Macrosoma costilunata is species of moth-like butterfly in the family Hedylidae. It was first described by Louis Beethoven Prout in 1916 and originally classified in the genus Phellinodes.

==Distribution==
The species is found in north-western Costa Rica and northern and central Ecuador.

==Description==
===Wings===
The wings are grayish brown ground color. Forewing is weakly emarginate with dark brown apex. The costa is postmedial with lunate off-white patch. Three small white marks can be found near the apex.

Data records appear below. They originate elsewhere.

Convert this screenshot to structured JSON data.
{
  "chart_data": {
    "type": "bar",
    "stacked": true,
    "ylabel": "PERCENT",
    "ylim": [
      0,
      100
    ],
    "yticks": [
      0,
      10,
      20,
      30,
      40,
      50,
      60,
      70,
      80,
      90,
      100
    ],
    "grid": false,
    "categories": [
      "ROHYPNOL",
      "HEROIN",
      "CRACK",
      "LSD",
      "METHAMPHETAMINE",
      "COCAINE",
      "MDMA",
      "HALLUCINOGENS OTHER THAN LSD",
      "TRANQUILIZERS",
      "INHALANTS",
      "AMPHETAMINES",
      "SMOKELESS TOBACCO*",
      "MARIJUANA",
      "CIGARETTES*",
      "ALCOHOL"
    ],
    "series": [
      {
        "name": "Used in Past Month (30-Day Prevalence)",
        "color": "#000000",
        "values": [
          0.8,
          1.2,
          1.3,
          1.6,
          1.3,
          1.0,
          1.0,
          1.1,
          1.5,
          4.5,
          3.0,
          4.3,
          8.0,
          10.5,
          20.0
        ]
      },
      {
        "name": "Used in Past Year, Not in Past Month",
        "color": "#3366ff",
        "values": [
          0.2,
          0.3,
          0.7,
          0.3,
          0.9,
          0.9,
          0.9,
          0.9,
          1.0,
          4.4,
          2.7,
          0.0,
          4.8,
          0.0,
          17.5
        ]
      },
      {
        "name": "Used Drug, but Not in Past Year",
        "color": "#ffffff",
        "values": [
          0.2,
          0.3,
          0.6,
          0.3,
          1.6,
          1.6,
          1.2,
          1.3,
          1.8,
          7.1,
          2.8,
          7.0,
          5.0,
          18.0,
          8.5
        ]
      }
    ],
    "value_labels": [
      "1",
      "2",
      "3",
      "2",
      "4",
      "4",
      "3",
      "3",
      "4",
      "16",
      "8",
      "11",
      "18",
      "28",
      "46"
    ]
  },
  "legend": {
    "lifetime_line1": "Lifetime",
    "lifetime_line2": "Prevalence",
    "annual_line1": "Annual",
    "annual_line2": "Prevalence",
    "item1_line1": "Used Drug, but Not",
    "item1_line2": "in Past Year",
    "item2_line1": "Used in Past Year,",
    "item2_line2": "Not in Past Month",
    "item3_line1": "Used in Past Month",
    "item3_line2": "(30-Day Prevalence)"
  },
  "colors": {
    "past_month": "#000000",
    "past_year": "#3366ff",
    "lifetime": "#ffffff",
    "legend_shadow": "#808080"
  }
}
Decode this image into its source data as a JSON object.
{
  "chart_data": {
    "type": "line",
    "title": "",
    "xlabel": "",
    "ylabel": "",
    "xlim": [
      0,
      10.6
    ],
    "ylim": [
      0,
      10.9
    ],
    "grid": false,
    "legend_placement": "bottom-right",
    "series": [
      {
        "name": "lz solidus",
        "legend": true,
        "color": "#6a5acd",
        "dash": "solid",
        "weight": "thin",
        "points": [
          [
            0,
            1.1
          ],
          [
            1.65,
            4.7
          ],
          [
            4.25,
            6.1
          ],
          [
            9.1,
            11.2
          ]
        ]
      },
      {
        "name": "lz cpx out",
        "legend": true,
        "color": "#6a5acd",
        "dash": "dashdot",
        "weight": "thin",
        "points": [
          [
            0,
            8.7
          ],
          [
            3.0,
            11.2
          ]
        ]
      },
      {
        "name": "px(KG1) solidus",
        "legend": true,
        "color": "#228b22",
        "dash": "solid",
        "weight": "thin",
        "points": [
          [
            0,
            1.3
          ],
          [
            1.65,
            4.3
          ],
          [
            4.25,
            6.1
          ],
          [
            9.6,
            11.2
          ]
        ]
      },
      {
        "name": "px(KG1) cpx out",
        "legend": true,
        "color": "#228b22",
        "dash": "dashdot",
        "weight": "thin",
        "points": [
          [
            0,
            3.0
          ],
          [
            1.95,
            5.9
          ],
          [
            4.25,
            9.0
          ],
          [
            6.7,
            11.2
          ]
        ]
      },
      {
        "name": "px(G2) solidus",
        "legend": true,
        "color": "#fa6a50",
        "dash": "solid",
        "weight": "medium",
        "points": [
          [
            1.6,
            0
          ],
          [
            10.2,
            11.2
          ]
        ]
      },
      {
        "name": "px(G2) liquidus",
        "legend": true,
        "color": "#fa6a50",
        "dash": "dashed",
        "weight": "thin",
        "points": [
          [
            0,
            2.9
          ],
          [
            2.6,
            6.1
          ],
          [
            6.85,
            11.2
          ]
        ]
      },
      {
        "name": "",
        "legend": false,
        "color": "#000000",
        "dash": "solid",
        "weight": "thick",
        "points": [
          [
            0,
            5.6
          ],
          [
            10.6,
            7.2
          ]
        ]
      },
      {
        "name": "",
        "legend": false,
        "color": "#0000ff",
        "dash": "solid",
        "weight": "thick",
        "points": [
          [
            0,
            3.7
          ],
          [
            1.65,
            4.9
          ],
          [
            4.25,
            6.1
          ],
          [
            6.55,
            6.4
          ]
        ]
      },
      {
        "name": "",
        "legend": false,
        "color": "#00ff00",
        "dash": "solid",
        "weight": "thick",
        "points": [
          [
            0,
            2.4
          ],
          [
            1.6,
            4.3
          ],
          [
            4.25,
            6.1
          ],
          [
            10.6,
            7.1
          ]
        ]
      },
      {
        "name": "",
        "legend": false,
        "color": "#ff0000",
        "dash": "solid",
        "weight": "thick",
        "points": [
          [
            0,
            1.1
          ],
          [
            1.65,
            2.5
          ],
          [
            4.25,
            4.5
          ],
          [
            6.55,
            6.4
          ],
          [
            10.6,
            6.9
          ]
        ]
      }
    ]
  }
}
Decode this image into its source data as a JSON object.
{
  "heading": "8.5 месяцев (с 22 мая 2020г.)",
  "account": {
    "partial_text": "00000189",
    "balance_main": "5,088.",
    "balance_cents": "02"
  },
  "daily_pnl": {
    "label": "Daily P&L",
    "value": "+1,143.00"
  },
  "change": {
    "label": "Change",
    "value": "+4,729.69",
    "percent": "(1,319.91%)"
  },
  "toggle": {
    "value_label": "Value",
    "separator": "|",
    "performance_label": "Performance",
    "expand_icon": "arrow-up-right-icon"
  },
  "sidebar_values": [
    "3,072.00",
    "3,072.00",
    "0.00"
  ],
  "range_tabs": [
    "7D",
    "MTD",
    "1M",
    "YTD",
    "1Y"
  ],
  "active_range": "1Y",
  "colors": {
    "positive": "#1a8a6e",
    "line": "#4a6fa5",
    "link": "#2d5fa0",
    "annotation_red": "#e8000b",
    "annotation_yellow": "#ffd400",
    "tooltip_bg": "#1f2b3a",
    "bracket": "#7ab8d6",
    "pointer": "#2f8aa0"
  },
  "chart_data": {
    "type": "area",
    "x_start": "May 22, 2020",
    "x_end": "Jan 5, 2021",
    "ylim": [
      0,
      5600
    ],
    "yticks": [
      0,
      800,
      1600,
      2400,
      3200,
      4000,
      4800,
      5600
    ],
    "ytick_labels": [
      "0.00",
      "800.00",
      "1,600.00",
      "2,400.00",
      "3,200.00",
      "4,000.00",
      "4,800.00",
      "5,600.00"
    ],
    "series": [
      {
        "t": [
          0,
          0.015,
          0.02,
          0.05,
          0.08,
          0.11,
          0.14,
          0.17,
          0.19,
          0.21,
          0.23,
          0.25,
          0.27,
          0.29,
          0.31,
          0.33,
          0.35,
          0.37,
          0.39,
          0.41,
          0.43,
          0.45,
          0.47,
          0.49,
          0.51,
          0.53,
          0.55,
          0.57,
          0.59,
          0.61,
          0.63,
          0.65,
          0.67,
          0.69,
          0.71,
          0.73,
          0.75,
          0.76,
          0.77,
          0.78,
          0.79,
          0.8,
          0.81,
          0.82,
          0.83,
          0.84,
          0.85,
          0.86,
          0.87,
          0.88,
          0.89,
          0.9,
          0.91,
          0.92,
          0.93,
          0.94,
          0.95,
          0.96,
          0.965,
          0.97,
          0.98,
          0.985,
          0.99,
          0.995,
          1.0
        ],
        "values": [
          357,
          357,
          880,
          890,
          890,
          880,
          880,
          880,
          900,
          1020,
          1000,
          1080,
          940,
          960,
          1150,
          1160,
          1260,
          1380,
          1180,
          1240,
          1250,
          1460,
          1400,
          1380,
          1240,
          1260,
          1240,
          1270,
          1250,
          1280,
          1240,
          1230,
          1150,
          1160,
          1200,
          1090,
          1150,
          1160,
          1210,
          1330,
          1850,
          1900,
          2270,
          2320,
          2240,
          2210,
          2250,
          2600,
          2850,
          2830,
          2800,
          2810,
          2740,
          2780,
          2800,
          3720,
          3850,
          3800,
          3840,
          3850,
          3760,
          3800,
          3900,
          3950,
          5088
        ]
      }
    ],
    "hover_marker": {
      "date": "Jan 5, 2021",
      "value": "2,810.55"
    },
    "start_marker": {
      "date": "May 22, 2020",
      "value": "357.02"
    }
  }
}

The length of the forewing is 21–22 mm.

===Genitalia===
====Male====
Following are the characteristics of the male genitalia:
- Saccus is very short.
- Uncus is apically pointed and is not extending to apex of valva.
- The central element of Gnathos is spinose, downcurved and the lateral components denticulate.
- Valva is narrow, subtriangular and the apex neither upcurved nor upturned.

====Female====
The female genitalia has the following features:
- Anal papillae is rounded at apices.
- Signum is denticulate.
- Corpus bursae get widens gradually from ductus.

===Antenna===
The antenna is not bipectinate in both sexes.

==Diagnosis==
The single lunate patch on the costa permits this species to be distinguished from M. satellitiata and its relatives. The female of M. costilunata lacks the large white patch of the female of M. nigrimacula.